Die Bedeutung des Films
„September 5“ beleuchtet nicht nur das historische Ereignis aus einer medialen Perspektive, sondern setzt sich auch mit der Frage auseinander, wie weit Medien in der Berichterstattung gehen dürfen – und wo die Grenze zwischen Information und Sensationslust verläuft. Der Film zeigt auf eindrucksvolle Weise, wie in einer Situation wie dieser die Verantwortung der Journalisten und die moralischen Dilemmata, vor denen sie stehen, entscheidend werden.
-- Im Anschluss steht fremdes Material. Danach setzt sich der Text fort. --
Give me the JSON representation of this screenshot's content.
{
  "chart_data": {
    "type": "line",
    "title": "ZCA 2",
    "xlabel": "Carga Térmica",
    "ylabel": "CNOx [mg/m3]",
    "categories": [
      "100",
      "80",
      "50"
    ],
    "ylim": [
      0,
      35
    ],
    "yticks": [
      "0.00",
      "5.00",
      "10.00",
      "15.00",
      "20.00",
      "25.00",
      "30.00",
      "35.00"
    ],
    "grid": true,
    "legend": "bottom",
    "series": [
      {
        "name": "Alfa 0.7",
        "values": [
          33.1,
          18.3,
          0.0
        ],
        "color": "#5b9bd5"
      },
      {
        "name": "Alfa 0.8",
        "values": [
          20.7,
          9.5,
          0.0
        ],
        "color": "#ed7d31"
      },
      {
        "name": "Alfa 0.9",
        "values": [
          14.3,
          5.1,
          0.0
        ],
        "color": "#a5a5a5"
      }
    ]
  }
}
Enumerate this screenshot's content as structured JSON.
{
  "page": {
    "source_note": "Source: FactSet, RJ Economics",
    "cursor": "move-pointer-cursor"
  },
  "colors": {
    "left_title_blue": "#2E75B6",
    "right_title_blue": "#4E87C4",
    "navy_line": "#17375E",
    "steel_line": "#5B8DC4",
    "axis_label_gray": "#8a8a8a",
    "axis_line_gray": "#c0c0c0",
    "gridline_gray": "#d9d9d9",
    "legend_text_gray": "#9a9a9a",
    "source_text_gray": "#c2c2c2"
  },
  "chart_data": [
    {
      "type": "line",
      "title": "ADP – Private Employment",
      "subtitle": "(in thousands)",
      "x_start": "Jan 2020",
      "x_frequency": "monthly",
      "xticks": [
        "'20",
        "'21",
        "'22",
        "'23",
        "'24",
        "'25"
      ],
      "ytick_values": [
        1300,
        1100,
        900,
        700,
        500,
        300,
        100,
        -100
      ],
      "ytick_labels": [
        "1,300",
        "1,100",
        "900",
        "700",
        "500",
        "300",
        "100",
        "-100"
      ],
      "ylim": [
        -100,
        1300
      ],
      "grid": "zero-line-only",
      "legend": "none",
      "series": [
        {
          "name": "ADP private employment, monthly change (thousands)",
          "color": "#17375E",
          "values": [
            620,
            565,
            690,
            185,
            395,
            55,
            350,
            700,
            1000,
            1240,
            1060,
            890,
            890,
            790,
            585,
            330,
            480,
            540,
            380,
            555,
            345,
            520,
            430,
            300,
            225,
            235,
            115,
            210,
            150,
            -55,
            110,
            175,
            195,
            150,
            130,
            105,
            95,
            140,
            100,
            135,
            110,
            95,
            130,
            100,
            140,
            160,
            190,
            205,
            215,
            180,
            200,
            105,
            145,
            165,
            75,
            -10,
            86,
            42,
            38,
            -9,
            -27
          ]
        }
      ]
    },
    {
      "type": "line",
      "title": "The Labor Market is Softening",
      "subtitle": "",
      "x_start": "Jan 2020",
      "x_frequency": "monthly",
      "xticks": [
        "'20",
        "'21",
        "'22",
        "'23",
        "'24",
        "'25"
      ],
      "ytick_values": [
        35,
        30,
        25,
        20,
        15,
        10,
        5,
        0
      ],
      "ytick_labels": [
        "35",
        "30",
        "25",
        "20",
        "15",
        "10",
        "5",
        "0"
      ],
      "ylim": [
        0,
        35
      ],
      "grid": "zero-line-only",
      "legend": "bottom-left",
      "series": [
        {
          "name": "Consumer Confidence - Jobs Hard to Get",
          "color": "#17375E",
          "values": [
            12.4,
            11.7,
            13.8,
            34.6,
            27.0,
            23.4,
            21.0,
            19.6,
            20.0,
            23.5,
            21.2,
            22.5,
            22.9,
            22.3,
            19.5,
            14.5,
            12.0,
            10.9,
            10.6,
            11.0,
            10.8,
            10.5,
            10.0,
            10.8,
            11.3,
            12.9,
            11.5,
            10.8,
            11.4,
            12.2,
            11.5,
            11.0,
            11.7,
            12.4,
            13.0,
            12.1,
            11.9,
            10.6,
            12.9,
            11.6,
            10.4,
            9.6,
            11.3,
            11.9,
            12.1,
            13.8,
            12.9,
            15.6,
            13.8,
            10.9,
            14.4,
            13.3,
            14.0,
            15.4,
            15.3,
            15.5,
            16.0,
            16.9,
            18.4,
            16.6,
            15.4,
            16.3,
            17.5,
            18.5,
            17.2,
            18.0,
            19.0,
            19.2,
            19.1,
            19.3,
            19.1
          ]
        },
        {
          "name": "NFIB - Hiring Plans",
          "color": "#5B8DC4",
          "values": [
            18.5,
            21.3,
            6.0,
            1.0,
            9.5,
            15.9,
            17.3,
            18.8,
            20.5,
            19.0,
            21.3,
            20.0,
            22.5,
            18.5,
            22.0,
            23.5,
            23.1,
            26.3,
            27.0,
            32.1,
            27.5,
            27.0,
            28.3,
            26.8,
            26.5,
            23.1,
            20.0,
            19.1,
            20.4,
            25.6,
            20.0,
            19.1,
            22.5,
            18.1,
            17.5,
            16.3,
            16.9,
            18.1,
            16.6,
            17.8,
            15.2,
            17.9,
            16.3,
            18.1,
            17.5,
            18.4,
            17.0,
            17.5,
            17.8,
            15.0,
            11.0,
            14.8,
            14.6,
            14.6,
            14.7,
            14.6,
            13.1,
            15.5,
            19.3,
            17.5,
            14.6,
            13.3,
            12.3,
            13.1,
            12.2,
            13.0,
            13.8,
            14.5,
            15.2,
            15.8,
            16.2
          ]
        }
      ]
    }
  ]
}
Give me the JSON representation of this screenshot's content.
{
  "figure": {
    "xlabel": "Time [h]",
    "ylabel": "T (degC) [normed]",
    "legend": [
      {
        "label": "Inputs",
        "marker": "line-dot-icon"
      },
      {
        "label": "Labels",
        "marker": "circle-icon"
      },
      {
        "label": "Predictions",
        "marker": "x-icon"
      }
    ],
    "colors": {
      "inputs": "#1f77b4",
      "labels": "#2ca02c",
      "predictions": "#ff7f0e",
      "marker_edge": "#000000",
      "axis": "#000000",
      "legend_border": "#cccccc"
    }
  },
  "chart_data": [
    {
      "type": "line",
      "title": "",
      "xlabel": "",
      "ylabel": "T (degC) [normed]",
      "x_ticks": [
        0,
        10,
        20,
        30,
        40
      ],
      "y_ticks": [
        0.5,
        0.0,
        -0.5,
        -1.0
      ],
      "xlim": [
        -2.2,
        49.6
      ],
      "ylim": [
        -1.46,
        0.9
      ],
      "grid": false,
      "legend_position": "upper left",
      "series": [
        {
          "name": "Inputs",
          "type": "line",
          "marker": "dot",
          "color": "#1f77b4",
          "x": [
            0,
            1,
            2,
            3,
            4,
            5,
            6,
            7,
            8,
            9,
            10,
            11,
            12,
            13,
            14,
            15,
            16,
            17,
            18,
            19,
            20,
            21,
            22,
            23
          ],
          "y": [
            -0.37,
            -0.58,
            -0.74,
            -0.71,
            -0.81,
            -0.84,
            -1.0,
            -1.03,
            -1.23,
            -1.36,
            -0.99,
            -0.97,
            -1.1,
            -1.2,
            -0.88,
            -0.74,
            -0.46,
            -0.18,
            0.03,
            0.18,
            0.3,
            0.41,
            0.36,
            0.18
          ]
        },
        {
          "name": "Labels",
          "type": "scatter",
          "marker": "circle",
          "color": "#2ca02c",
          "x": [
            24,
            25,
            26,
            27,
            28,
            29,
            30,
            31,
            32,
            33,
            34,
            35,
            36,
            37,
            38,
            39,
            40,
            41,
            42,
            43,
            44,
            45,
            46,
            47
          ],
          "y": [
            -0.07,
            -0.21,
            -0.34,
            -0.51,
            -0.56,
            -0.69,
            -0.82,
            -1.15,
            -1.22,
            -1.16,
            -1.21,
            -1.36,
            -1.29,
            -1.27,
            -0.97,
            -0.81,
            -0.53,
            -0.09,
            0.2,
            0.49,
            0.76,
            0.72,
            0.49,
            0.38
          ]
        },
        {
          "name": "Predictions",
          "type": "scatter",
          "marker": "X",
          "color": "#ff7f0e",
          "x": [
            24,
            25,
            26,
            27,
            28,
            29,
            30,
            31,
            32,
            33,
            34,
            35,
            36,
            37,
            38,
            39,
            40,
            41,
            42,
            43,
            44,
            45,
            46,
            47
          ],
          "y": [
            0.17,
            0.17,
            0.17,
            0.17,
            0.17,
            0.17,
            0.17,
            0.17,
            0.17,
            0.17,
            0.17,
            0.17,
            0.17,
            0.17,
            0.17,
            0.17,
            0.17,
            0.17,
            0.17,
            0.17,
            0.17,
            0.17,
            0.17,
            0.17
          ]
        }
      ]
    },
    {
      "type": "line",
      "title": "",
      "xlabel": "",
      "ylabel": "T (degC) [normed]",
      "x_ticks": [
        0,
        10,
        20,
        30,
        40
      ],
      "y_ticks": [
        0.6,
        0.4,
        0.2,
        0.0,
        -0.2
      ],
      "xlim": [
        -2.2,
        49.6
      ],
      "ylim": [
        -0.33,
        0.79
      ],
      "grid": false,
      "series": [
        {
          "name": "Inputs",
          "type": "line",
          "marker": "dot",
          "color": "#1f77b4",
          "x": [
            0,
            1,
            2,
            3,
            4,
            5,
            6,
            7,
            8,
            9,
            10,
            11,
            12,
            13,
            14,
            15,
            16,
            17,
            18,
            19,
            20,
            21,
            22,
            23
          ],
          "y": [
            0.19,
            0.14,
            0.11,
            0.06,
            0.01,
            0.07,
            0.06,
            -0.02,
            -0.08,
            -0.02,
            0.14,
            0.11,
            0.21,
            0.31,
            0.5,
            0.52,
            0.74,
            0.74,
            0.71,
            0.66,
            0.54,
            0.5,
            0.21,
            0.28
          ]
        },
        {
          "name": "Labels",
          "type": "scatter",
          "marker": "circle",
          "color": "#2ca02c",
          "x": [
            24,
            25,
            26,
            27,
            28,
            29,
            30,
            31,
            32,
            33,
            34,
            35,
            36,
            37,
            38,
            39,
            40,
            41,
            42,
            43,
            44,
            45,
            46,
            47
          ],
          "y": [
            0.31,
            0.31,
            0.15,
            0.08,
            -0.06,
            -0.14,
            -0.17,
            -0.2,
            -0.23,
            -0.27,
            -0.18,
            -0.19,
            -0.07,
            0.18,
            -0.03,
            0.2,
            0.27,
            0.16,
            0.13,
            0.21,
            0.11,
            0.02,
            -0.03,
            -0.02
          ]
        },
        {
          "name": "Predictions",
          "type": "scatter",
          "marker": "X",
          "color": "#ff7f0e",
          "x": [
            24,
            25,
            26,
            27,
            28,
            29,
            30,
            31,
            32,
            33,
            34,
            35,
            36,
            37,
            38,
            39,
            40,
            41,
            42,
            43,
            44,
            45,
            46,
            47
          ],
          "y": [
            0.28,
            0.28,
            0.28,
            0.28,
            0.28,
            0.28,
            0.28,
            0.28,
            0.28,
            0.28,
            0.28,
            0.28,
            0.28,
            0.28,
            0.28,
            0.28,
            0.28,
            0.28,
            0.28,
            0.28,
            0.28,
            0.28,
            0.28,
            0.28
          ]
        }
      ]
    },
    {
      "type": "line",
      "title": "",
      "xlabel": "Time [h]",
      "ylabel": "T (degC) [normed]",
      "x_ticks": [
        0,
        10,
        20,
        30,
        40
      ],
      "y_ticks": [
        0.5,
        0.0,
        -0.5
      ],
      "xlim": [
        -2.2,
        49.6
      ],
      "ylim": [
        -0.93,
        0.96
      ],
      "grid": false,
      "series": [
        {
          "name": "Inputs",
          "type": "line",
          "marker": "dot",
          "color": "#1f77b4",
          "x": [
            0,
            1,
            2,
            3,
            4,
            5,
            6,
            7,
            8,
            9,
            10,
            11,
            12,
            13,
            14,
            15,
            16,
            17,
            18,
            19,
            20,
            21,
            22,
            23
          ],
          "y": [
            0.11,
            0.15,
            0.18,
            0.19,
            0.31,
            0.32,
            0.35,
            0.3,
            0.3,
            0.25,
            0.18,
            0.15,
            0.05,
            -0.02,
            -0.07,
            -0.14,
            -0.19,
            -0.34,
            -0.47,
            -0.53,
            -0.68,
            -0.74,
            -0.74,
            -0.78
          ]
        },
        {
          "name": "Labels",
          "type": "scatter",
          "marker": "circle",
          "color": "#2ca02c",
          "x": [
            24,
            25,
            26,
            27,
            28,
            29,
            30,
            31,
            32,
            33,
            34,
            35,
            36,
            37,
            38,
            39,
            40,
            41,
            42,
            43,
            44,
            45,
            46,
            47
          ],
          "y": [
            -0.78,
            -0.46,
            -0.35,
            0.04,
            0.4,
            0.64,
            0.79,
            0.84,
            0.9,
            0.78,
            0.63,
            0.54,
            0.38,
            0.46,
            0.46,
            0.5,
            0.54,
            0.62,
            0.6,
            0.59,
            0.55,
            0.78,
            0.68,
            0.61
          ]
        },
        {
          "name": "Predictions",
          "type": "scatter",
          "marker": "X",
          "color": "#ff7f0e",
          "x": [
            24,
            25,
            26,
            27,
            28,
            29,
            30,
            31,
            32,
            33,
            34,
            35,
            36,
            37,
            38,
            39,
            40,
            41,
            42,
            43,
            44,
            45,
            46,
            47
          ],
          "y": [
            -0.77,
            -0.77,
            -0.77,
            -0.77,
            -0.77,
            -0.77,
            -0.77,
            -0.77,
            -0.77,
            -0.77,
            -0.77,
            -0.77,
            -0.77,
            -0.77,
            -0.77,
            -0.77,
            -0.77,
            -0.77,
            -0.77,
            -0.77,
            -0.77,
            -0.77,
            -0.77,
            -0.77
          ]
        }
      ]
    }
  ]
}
Die Sendung bei ABC war nicht nur ein Schlüsselmoment für die Medienberichterstattung, sondern markierte auch die Geburtsstunde des „medienwirksamen Terrorismus“, der seitdem die Weltgeschichte immer wieder prägen sollte.
Die Relevanz des Themas ist nicht nur historisch, sondern auch aktuell. In einer Welt, in der Informationen in Echtzeit verbreitet werden und jedes Bild die Macht hat, die Welt zu verändern, sind die moralischen Fragen, die „September 5“ aufwirft, von größter Bedeutung. In Zeiten des 24/7-Nachrichtenzyklus und der unaufhörlichen Live-Übertragungen von dramatischen Ereignissen scheint der Film mehr als nur ein Rückblick auf die Vergangenheit zu sein – er ist ein dringender Appell zur Reflexion über die Verantwortung der Medien in einer veränderten Welt.
Mit „September 5 – The Day Terror Went Live“ liefert Tim Fehlbaum einen spannungsgeladenen und zugleich nachdenklich stimmenden Thriller, der das Münchener Olympia-Attentat von 1972 aus einer neuen Perspektive beleuchtet. Der Film ist nicht nur eine packende Rekonstruktion eines historischen Ereignisses, sondern auch eine kritische Auseinandersetzung mit der Verantwortung der Medien in Krisensituationen. Mit einer herausragenden Besetzung, einer authentischen Inszenierung und einer faszinierenden Erzählweise wird „September 5“ zu einem filmischen Erlebnis, das die Zuschauer dazu anregt, über die Macht der Bilder und die Rolle der Medien in der heutigen Welt nachzudenken.